I’ve lived my whole life in southwest Missouri. I’m used to tornado-warning level storms. I have vivid memories of tornado drills. In elementary school, tucking under my desk or lined up in a hallway, lucky if I decided to wear something comfortable that day. Or working at MSA, the chaos of fitting 330 sixteen-year-olds in a dorm basement.

I often feel Springfield weathermen overreact and overestimate, (still bitter over the night they interrupted The Office) but this morning was the real deal.
Holy crap scary.
The sky was GREEN. And not just on the radar screen. I don’t remember ever seeing the sky look that way. Was awake way early this morning, and was reading to try to settle back down to sleep. Startled a little by thunder sounds, then sirens. Peeked outside and saw the sky. Switched on KY3. Couldn’t see much outside because the wind was so heavy.
Thinking to myself, I don’t want to die today.

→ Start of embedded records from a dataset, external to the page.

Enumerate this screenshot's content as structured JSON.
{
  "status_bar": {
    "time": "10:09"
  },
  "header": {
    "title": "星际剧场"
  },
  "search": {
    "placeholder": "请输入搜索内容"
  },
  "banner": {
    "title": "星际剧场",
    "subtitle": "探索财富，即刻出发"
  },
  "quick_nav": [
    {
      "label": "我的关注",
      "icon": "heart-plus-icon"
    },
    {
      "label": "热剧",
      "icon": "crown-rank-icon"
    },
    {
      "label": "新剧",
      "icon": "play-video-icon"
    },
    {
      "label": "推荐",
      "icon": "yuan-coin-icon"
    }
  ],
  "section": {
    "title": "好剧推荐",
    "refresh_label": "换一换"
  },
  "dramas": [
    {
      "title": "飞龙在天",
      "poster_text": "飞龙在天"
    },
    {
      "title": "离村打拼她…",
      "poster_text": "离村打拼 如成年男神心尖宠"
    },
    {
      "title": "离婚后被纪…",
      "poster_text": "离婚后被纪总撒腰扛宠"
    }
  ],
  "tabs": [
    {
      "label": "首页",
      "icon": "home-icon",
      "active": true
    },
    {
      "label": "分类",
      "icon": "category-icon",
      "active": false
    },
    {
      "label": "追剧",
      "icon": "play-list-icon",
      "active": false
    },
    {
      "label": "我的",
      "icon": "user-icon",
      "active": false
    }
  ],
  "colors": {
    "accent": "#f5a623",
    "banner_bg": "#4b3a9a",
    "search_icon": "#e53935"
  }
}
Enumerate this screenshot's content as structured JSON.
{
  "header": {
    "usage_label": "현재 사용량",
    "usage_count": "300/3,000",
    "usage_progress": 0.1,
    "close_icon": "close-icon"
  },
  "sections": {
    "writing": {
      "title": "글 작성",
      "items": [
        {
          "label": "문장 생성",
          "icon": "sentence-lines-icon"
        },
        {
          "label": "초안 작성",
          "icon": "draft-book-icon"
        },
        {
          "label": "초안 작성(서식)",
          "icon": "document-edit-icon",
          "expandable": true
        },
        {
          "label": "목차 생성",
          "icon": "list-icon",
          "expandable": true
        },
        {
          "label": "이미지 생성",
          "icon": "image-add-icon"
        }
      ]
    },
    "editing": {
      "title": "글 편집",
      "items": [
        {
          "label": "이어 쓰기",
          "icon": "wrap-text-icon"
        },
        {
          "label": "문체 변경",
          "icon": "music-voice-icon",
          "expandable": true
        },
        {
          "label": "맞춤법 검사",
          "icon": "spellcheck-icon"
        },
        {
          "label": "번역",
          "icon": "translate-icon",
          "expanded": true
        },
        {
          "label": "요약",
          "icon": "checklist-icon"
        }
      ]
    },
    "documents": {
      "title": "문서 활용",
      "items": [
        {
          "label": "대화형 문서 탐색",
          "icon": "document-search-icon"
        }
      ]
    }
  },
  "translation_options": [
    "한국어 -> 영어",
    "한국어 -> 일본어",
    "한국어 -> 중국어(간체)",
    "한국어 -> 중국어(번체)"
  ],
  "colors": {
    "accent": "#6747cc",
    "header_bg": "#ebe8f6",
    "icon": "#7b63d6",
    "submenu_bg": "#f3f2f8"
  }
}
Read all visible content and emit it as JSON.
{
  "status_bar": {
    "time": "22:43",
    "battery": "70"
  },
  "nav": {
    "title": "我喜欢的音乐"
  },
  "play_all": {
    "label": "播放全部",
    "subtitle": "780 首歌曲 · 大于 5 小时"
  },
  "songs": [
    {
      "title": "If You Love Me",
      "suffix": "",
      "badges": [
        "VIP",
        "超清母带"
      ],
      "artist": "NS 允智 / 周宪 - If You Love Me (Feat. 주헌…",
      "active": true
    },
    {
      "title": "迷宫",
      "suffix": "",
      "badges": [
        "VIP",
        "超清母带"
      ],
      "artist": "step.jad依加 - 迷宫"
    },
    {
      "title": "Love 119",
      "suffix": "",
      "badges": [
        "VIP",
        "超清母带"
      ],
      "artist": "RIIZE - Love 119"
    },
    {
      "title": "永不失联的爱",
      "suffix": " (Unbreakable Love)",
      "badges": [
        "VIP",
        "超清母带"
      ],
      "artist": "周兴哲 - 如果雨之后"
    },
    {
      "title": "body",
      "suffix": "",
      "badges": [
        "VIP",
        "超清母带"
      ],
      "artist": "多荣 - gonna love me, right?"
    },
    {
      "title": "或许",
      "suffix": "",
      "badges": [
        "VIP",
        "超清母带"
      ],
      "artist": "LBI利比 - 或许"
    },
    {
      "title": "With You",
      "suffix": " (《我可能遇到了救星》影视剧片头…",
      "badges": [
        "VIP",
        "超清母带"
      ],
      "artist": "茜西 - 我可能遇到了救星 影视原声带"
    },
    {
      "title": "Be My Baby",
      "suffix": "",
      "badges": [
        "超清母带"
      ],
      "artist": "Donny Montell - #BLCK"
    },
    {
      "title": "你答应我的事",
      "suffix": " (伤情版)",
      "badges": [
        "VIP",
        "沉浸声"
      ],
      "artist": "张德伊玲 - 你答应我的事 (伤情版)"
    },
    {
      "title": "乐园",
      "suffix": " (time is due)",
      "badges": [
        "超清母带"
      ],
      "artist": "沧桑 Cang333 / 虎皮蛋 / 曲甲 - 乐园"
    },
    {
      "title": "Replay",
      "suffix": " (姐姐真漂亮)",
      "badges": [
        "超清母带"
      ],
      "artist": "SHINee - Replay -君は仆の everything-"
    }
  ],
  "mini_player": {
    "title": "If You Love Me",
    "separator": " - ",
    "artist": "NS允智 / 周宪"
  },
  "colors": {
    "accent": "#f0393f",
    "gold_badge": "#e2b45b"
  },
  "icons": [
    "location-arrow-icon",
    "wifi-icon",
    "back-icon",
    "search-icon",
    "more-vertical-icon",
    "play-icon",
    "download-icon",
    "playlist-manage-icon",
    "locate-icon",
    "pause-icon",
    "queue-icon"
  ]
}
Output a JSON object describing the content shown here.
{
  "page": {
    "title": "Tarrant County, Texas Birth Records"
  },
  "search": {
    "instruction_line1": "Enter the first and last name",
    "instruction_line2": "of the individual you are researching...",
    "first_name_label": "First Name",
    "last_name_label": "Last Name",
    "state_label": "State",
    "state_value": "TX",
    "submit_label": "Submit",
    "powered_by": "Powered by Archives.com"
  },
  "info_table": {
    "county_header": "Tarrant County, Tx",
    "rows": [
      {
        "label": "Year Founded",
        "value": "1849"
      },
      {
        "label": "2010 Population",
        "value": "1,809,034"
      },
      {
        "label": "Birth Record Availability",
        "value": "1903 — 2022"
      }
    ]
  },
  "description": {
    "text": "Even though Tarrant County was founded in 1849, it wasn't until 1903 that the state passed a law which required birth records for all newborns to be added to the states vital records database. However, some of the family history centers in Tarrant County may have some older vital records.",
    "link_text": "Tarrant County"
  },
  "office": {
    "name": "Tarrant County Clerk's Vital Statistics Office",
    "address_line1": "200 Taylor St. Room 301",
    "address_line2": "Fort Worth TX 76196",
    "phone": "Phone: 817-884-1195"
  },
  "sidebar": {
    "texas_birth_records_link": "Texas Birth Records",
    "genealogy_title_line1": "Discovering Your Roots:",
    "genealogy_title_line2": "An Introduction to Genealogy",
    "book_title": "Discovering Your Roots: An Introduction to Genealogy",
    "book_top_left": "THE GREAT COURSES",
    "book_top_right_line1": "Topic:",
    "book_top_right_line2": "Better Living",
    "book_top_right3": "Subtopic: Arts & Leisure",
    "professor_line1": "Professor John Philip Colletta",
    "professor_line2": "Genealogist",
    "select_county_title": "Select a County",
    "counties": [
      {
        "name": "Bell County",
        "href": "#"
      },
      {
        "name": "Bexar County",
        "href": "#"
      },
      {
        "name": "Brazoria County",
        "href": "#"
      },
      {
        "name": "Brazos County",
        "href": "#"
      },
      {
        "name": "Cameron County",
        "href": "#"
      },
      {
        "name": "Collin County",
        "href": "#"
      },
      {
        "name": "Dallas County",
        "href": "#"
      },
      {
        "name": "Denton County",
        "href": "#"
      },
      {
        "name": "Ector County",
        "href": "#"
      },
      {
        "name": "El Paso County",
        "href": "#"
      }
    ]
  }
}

So I sat safely in my stairwell, with jenksie cat reluctantly in her pet taxi, and thinking big thoughts about Things I Should’ve Said and Things I Should Not Have Said.
And thinking about when I was a little kid and would retreat to a safe hallway with my stuffed cat Shadow, my bible, my fisher price boom box (with microphone!), my journal, and whatever purse was my favorite at the time.

At MSA every summer we do an activity where the kids have to name a handful of possessions they would save from a fire, and then gift them to other people in the group. It’s meant to show how valued possessions help highlight our values, and build team unity by sharing these items.
Often this devolves into “well, you said you liked music, so I’m giving you my saxophone…” and maybe that’s as meaningful a gesture you can expect from some kids that age.

It’s funny, I’m far away from 16, and even further away from childhood spring evenings in tornado-prone rural Christian County. But I still find myself grasping at my most important STUFF in my retreat to safety. Kitty. My purse. My computer. My camera.
I think about my journals. Piles of handwritten notes and ideas.
My scrapbooks and boxes of photos. Mementos from trips.
My bookshelf. Wouldn’t want to lose any of my books, especially treasured ones with margin notes and dog-eared pages, but there’s no way I can haul my whole shelf and its contents into my safe stairwell.
Then a lot of other things, into which I’ve invested hundreds of dollars, don’t seem so important in the moment of (mostly imagined) crisis.
My clothes. Shoes. DVDs. TV. Holy crap craft supplies.
Leaves me thinking, What really matters? Who really matters?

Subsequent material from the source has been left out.